Je serre les dents en me sentant pâlir. Cette fois, c'est trop. Elle va trop loin. J'attrape le linge accroché à ma ceinture et essuie ses chaussures. Il est hors de question que je lui lèche les pieds. Les pas de la princesse repartent dans l'autre sens et, quand le bruit disparaît, je reçois un violent coup au visage. Un coup qui me sonne et je dois poser une main par terre pour ne pas tomber. Iris repose son pied sur le sol.
— Si je dois recommencer à t'apprendre à obéir, je le ferai ! Si je dois te briser, je le ferai ! Mais tu m'obéiras, Magnus ! Je ne laisserai pas un démon n'en faire qu'à sa tête, ici !
Instinctivement, je hoche lentement la tête. Je crois que du sang coule sur ma joue, mais je n'en suis pas certain. Je ne bouge pas, je n'ose pas le faire de crainte qu'elle me frappe à nouveau.
— Maintenant, nettoie le sol ! Quand je repasserai, je veux qu'il n'y ait plus une seule tâche ! C'est compris ?
— Oui, Madame Iris.
Elle repart, le pas rageur, et me laisse seul dans le couloir.
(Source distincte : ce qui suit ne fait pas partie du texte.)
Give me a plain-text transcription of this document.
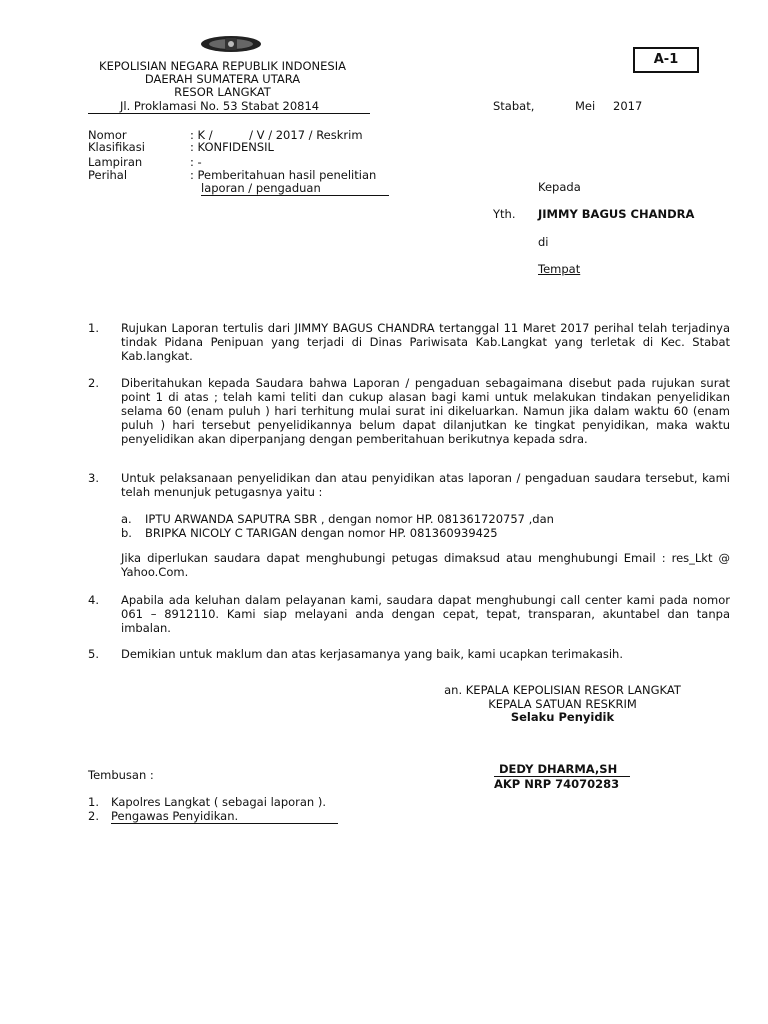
A-1
KEPOLISIAN NEGARA REPUBLIK INDONESIA
DAERAH SUMATERA UTARA
RESOR LANGKAT
Jl. Proklamasi No. 53 Stabat 20814	Stabat,	Mei 2017
Nomor	: K /          / V / 2017 / Reskrim
Klasifikasi	: KONFIDENSIL
Lampiran	: -
Perihal	: Pemberitahuan hasil penelitian
laporan / pengaduan	Kepada
Yth. JIMMY BAGUS CHANDRA
di
Tempat
1.	Rujukan Laporan tertulis dari JIMMY BAGUS CHANDRA tertanggal 11 Maret 2017 perihal telah terjadinya tindak Pidana Penipuan yang terjadi di Dinas Pariwisata Kab.Langkat yang terletak di Kec. Stabat Kab.langkat.

2.	Diberitahukan kepada Saudara bahwa Laporan / pengaduan sebagaimana disebut pada rujukan surat point 1 di atas ; telah kami teliti dan cukup alasan bagi kami untuk melakukan tindakan penyelidikan selama 60 (enam puluh ) hari terhitung mulai surat ini dikeluarkan. Namun jika dalam waktu 60 (enam puluh ) hari tersebut penyelidikannya belum dapat dilanjutkan ke tingkat penyidikan, maka waktu penyelidikan akan diperpanjang dengan pemberitahuan berikutnya kepada sdra.

3.	Untuk pelaksanaan penyelidikan dan atau penyidikan atas laporan / pengaduan saudara tersebut, kami telah menunjuk petugasnya yaitu :

a. IPTU ARWANDA SAPUTRA SBR , dengan nomor HP. 081361720757 ,dan
b. BRIPKA NICOLY C TARIGAN dengan nomor HP. 081360939425

Jika diperlukan saudara dapat menghubungi petugas dimaksud atau menghubungi Email : res_Lkt @ Yahoo.Com.

4.	Apabila ada keluhan dalam pelayanan kami, saudara dapat menghubungi call center kami pada nomor 061 – 8912110. Kami siap melayani anda dengan cepat, tepat, transparan, akuntabel dan tanpa imbalan.

5.	Demikian untuk maklum dan atas kerjasamanya yang baik, kami ucapkan terimakasih.

an. KEPALA KEPOLISIAN RESOR LANGKAT
KEPALA SATUAN RESKRIM
Selaku Penyidik
DEDY DHARMA,SH
AKP NRP 74070283
Tembusan :
1. Kapolres Langkat ( sebagai laporan ).
2. Pengawas Penyidikan.
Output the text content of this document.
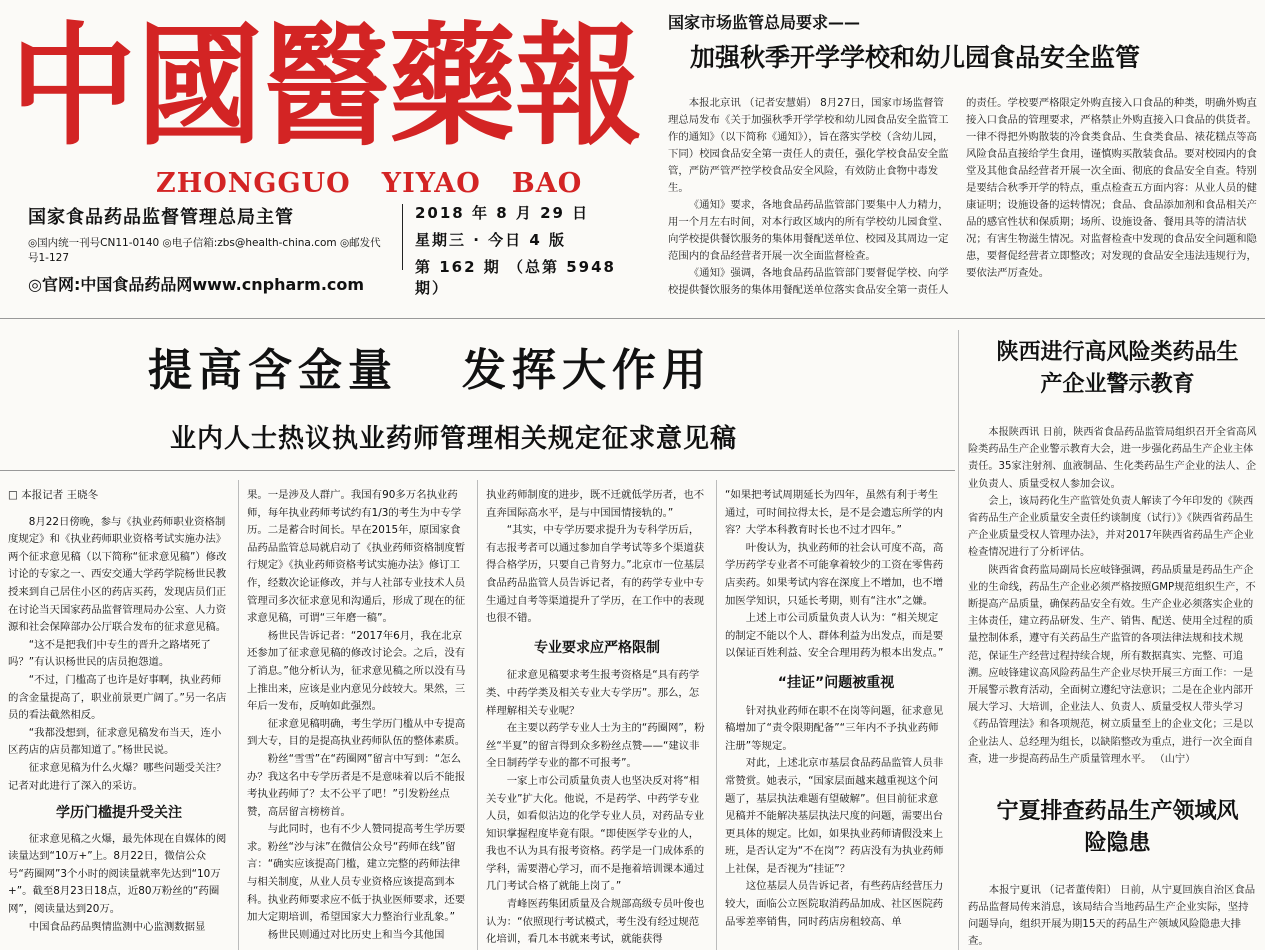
中國醫藥報
ZHONGGUO   YIYAO   BAO
国家食品药品监督管理总局主管
◎国内统一刊号CN11-0140 ◎电子信箱:zbs@health-china.com ◎邮发代号1-127
◎官网:中国食品药品网www.cnpharm.com
2018 年 8 月 29 日
星期三 · 今日 4 版
第 162 期 （总第 5948 期）
国家市场监管总局要求——
加强秋季开学学校和幼儿园食品安全监管

本报北京讯 （记者安慧娟） 8月27日，国家市场监督管理总局发布《关于加强秋季开学学校和幼儿园食品安全监管工作的通知》（以下简称《通知》），旨在落实学校（含幼儿园，下同）校园食品安全第一责任人的责任，强化学校食品安全监管，严防严管严控学校食品安全风险，有效防止食物中毒发生。

《通知》要求，各地食品药品监管部门要集中人力精力，用一个月左右时间，对本行政区域内的所有学校幼儿园食堂、向学校提供餐饮服务的集体用餐配送单位、校园及其周边一定范围内的食品经营者开展一次全面监督检查。

《通知》强调，各地食品药品监管部门要督促学校、向学校提供餐饮服务的集体用餐配送单位落实食品安全第一责任人

的责任。学校要严格限定外购直接入口食品的种类，明确外购直接入口食品的管理要求，严格禁止外购直接入口食品的供货者。一律不得把外购散装的冷食类食品、生食类食品、裱花糕点等高风险食品直接给学生食用，谨慎购买散装食品。要对校园内的食堂及其他食品经营者开展一次全面、彻底的食品安全自查。特别是要结合秋季开学的特点，重点检查五方面内容：从业人员的健康证明；设施设备的运转情况；食品、食品添加剂和食品相关产品的感官性状和保质期；场所、设施设备、餐用具等的清洁状况；有害生物滋生情况。对监督检查中发现的食品安全问题和隐患，要督促经营者立即整改；对发现的食品安全违法违规行为，要依法严厉查处。

提高含金量   发挥大作用
业内人士热议执业药师管理相关规定征求意见稿
□ 本报记者 王晓冬

8月22日傍晚，参与《执业药师职业资格制度规定》和《执业药师职业资格考试实施办法》两个征求意见稿（以下简称“征求意见稿”）修改讨论的专家之一、西安交通大学药学院杨世民教授来到自己居住小区的药店买药，发现店员们正在讨论当天国家药品监督管理局办公室、人力资源和社会保障部办公厅联合发布的征求意见稿。

“这不是把我们中专生的晋升之路堵死了吗？”有认识杨世民的店员抱怨道。

“不过，门槛高了也许是好事啊，执业药师的含金量提高了，职业前景更广阔了。”另一名店员的看法截然相反。

“我都没想到，征求意见稿发布当天，连小区药店的店员都知道了。”杨世民说。

征求意见稿为什么火爆？哪些问题受关注？记者对此进行了深入的采访。

学历门槛提升受关注

征求意见稿之火爆，最先体现在自媒体的阅读量达到“10万+”上。8月22日，微信公众号“药圈网”3个小时的阅读量就率先达到“10万+”。截至8月23日18点，近80万粉丝的“药圈网”，阅读量达到20万。

中国食品药品舆情监测中心监测数据显

果。一是涉及人群广。我国有90多万名执业药师，每年执业药师考试约有1/3的考生为中专学历。二是蓄合时间长。早在2015年，原国家食品药品监管总局就启动了《执业药师资格制度暂行规定》《执业药师资格考试实施办法》修订工作，经数次论证修改，并与人社部专业技术人员管理司多次征求意见和沟通后，形成了现在的征求意见稿，可谓“三年磨一稿”。

杨世民告诉记者：“2017年6月，我在北京还参加了征求意见稿的修改讨论会。之后，没有了消息。”他分析认为，征求意见稿之所以没有马上推出来，应该是业内意见分歧较大。果然，三年后一发布，反响如此强烈。

征求意见稿明确，考生学历门槛从中专提高到大专，目的是提高执业药师队伍的整体素质。

粉丝“雪雪”在“药圈网”留言中写到：“怎么办？我这名中专学历者是不是意味着以后不能报考执业药师了？太不公平了吧！”引发粉丝点赞，高居留言榜榜首。

与此同时，也有不少人赞同提高考生学历要求。粉丝“沙与沫”在微信公众号“药师在线”留言：“确实应该提高门槛，建立完整的药师法律与相关制度，从业人员专业资格应该提高到本科。执业药师要求应不低于执业医师要求，还要加大定期培训，希望国家大力整治行业乱象。”

杨世民则通过对比历史上和当今其他国

执业药师制度的进步，既不迁就低学历者，也不直奔国际高水平，是与中国国情接轨的。”

“其实，中专学历要求提升为专科学历后，有志报考者可以通过参加自学考试等多个渠道获得合格学历，只要自己肯努力。”北京市一位基层食品药品监管人员告诉记者，有的药学专业中专生通过自考等渠道提升了学历，在工作中的表现也很不错。

专业要求应严格限制

征求意见稿要求考生报考资格是“具有药学类、中药学类及相关专业大专学历”。那么，怎样理解相关专业呢？

在主要以药学专业人士为主的“药圈网”，粉丝“半夏”的留言得到众多粉丝点赞——“建议非全日制药学专业的都不可报考”。

一家上市公司质量负责人也坚决反对将“相关专业”扩大化。他说，不是药学、中药学专业人员，如看似沾边的化学专业人员，对药品专业知识掌握程度毕竟有限。“即使医学专业的人，我也不认为具有报考资格。药学是一门成体系的学科，需要潜心学习，而不是拖着培训课本通过几门考试合格了就能上岗了。”

青峰医药集团质量及合规部高级专员叶俊也认为：“依照现行考试模式，考生没有经过规范化培训，看几本书就来考试，就能获得

“如果把考试周期延长为四年，虽然有利于考生通过，可时间拉得太长，是不是会遗忘所学的内容？大学本科教育时长也不过才四年。”

叶俊认为，执业药师的社会认可度不高，高学历药学专业者不可能拿着较少的工资在零售药店卖药。如果考试内容在深度上不增加，也不增加医学知识，只延长考期，则有“注水”之嫌。

上述上市公司质量负责人认为：“相关规定的制定不能以个人、群体利益为出发点，而是要以保证百姓利益、安全合理用药为根本出发点。”

“挂证”问题被重视

针对执业药师在职不在岗等问题，征求意见稿增加了“责令限期配备”“三年内不予执业药师注册”等规定。

对此，上述北京市基层食品药品监管人员非常赞赏。她表示，“国家层面越来越重视这个问题了，基层执法难题有望破解”。但目前征求意见稿并不能解决基层执法尺度的问题，需要出台更具体的规定。比如，如果执业药师请假没来上班，是否认定为“不在岗”？药店没有为执业药师上社保，是否视为“挂证”？

这位基层人员告诉记者，有些药店经营压力较大，面临公立医院取消药品加成、社区医院药品零差率销售，同时药店房租较高、单

陕西进行高风险类药品生产企业警示教育

本报陕西讯 日前，陕西省食品药品监管局组织召开全省高风险类药品生产企业警示教育大会，进一步强化药品生产企业主体责任。35家注射剂、血液制品、生化类药品生产企业的法人、企业负责人、质量受权人参加会议。

会上，该局药化生产监管处负责人解读了今年印发的《陕西省药品生产企业质量安全责任约谈制度（试行）》《陕西省药品生产企业质量受权人管理办法》，并对2017年陕西省药品生产企业检查情况进行了分析评估。

陕西省食药监局副局长应岐锋强调，药品质量是药品生产企业的生命线，药品生产企业必须严格按照GMP规范组织生产，不断提高产品质量，确保药品安全有效。生产企业必须落实企业的主体责任，建立药品研发、生产、销售、配送、使用全过程的质量控制体系，遵守有关药品生产监管的各项法律法规和技术规范，保证生产经营过程持续合规，所有数据真实、完整、可追溯。应岐锋建议高风险药品生产企业尽快开展三方面工作：一是开展警示教育活动，全面树立遵纪守法意识；二是在企业内部开展大学习、大培训，企业法人、负责人、质量受权人带头学习《药品管理法》和各项规范，树立质量至上的企业文化；三是以企业法人、总经理为组长，以缺陷整改为重点，进行一次全面自查，进一步提高药品生产质量管理水平。 （山宁）

宁夏排查药品生产领域风险隐患

本报宁夏讯 （记者董传阳） 日前，从宁夏回族自治区食品药品监督局传来消息，该局结合当地药品生产企业实际，坚持问题导向，组织开展为期15天的药品生产领域风险隐患大排查。
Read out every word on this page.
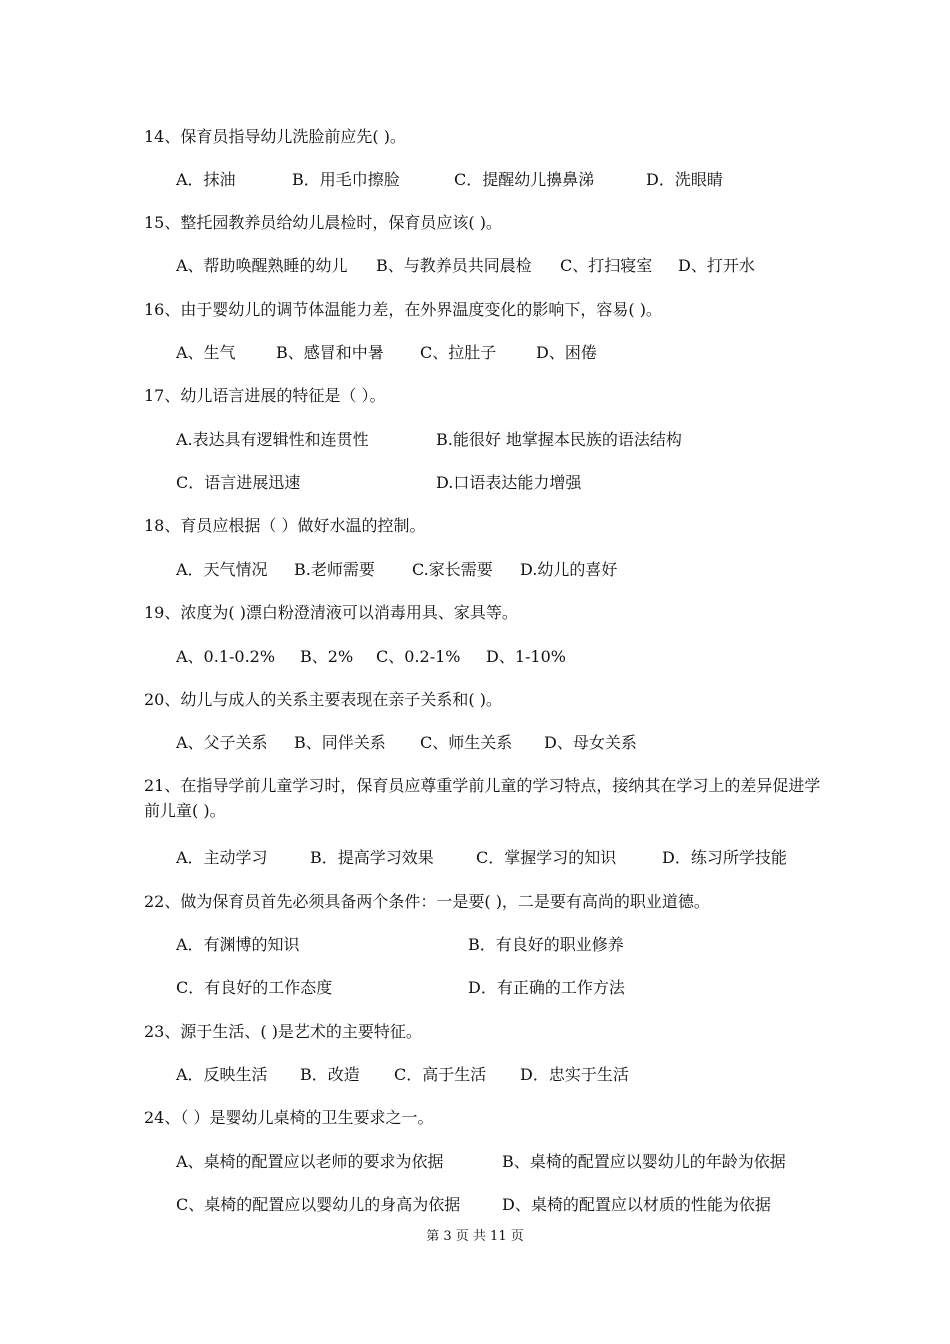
14、保育员指导幼儿洗脸前应先( )。
A．抹油	B．用毛巾擦脸	C．提醒幼儿擤鼻涕	D．洗眼睛
15、整托园教养员给幼儿晨检时，保育员应该( )。
A、帮助唤醒熟睡的幼儿 B、与教养员共同晨检 C、打扫寝室 D、打开水
16、由于婴幼儿的调节体温能力差，在外界温度变化的影响下，容易( )。
A、生气	B、感冒和中暑 C、拉肚子 D、困倦
17、幼儿语言进展的特征是（ ）。
A.表达具有逻辑性和连贯性	B.能很好 地掌握本民族的语法结构
C．语言进展迅速	D.口语表达能力增强
18、育员应根据（ ）做好水温的控制。
A．天气情况 B.老师需要 C.家长需要 D.幼儿的喜好
19、浓度为( )漂白粉澄清液可以消毒用具、家具等。
A、0.1-0.2% B、2% C、0.2-1% D、1-10%
20、幼儿与成人的关系主要表现在亲子关系和( )。
A、父子关系 B、同伴关系 C、师生关系 D、母女关系
21、在指导学前儿童学习时，保育员应尊重学前儿童的学习特点，接纳其在学习上的差异促进学前儿童( )。
A．主动学习	B．提高学习效果	C．掌握学习的知识	D．练习所学技能
22、做为保育员首先必须具备两个条件：一是要( )，二是要有高尚的职业道德。
A．有渊博的知识	B．有良好的职业修养
C．有良好的工作态度	D．有正确的工作方法
23、源于生活、( )是艺术的主要特征。
A．反映生活 B．改造 C．高于生活 D．忠实于生活
24、（ ）是婴幼儿桌椅的卫生要求之一。
A、桌椅的配置应以老师的要求为依据	B、桌椅的配置应以婴幼儿的年龄为依据
C、桌椅的配置应以婴幼儿的身高为依据	D、桌椅的配置应以材质的性能为依据
第 3 页 共 11 页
Pendant plusieurs minutes, je reste immobile, à lutter contre mes larmes. Je me sens humilié... Et ce sentiment devient de plus en plus familier avec les jours qui s'écoulent. Je passe vaguement la main sur mon visage pour constater que je saigne, et que ma joue me fait très mal, mais je ne me relève pas.
Ce n'est que quand je me rappelle que n'importe qui peut passer, à n'importe quel moment, que je me reprends. Je récupère les seaux pour les poser au sol et tente de me concentrer pour réparer les dégâts. Les étincelles ne tardent pas à voleter partout autour de moi, l'eau s'assèche d'abord, puis les taches disparaissent. Quand je m'arrête, le couloir est propre, mais moi, je me sens vidé. Et ce n'est malheureusement pas que physique.